OK, so this metaphor might be a reach … I am not even sure where I am going to go with it, but it just popped into my head, and I am going to see if it turns into anything.
As I am scrolling my posts from this month, my first year participating in the SOL (hence the spare blog, no fancy sidebars, a couple of template pages sitting in my drafts, and a blog name that I don’t really like and intend to change when I stumble across the right phrase), I can hear my son, my oldest, in the kitchen: the clinking of metal spoon in ceramic bowl, the squeak of the hinge on the pantry door, the rustling of cellophane, the cascading cereal falling from box to bowl, the the suck and whomp of the refrigerator door opening and closing, the splash of milk, and then, the devouring. Bo ends his days the same way he begins them: a ritual of cereal to sate, temporarily, his incessant hunger. While he eats, he listens to a podcast or he reads. He is a growing, thinking, always-moving, calorie-burning machine. This little snack, always the same (and, therefore, skipped if we are out of cereal or milk), bookends his days.

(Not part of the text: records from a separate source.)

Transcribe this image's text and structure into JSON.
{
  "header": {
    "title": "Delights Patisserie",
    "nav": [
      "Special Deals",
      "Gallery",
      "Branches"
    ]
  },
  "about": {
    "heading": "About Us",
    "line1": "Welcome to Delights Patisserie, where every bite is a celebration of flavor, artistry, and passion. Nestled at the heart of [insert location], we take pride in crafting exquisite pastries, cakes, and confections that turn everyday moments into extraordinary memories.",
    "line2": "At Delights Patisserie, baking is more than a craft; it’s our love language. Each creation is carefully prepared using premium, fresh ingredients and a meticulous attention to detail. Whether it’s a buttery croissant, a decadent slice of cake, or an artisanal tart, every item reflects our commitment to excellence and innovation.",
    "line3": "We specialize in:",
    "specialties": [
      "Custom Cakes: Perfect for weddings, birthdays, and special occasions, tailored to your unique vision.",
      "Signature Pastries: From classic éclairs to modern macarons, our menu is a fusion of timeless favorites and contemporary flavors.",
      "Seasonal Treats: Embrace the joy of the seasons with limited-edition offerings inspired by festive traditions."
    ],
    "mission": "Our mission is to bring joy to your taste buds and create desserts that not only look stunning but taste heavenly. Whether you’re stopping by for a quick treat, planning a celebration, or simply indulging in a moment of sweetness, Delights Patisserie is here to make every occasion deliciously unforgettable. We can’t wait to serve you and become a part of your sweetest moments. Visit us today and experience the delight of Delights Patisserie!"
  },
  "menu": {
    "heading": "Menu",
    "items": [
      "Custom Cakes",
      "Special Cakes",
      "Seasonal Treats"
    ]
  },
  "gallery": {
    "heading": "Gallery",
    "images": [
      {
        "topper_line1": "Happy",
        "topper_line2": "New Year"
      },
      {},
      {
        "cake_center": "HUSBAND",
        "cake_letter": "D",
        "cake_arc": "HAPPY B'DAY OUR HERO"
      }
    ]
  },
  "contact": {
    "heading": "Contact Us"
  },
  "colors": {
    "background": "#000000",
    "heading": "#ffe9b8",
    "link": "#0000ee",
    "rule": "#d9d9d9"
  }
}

OK, so I am not going to torture any kind of metaphor from his habits, but I can relate writing to a few elements. Since beginning the Slice of Life Challenge, I have, for the most part bookended my days with reading and writing. And that has been glorious. I have created space by cutting away things that didn’t need as much attention (TV) or that felt out of balance to begin with (too much work). I am realizing that there is time in the day if I choose to structure my days differently. And it feels so worthwhile to do for something that gives me so much, that shifts my perspective, that nurtures my love of words and encourages me to try to do something different with them. Two, I like the ritual. I like making myself a schedule (I need deadlines imposed, order created–something to keep me in line and on track). I like lumping my thoughts all together in a Google Doc and then pasting them into this blog. I like linking up with other writers in this community, reading one another’s posts, commenting, sharing, connecting with strangers about personal, universal experiences. Three, I am trying to sate an incessant hunger for words, those written by others, from whom I am forever learning about the what and why and how of the world and of writing, and an incessant desire to write my own thoughts and experiences into being and to truly see myself as a writer.
I have learned a lot about myself in the last month. I have surprised myself. I wasn’t sure I would be able to do it; in the end I missed two days: technical difficulties—user error, to be sure—and vaccine blahs, which I could have written through, and just didn’t. I think a small part of my trying-not-to-be-a-perfectionist self actually wanted to slip a little, and then let myself off the hook and keep going, to prove to myself that I am not all or nothing, that I can make mistakes, and all will still be right in the world. I have learned that I can write a coherent piece, beginning to end, without the aforementioned-perfectionist self getting too bent out of shape. Write, reread, catch most of the errors and inconsistencies, publish, move on. It already takes so much time to read and write every day. I don’t have time to worry too much about polish given the constraints. Plus, I don’t think that polish is the point. I think it’s about process. In rereading some of my posts, some of which I only vaguely remembered, all of which feel so long ago—even those written just last week—I realize that my life is as full as I feel it is, and often incredibly rich. Though I sometimes feel I am moving through these days, one after the next, same old, same old, I notice from my reflections that there is a lot more variation, a lot more detail worth my attention, and it is because of writing that I can see this, capture a fraction of it, and gain a different perspective on my life.
The list goes on, but time is up. Suffice it to say: I am so glad to have been part of this writing community, I hope to maintain this daily writing, and I will definitely maintain the weekly Slice of Life Tuesday challenge. I am changed for the better from this experience.
(Also, the cereal is random, but there you go: some things work out, some things don’t. Still, I like to reflect on my sweet son anyway.)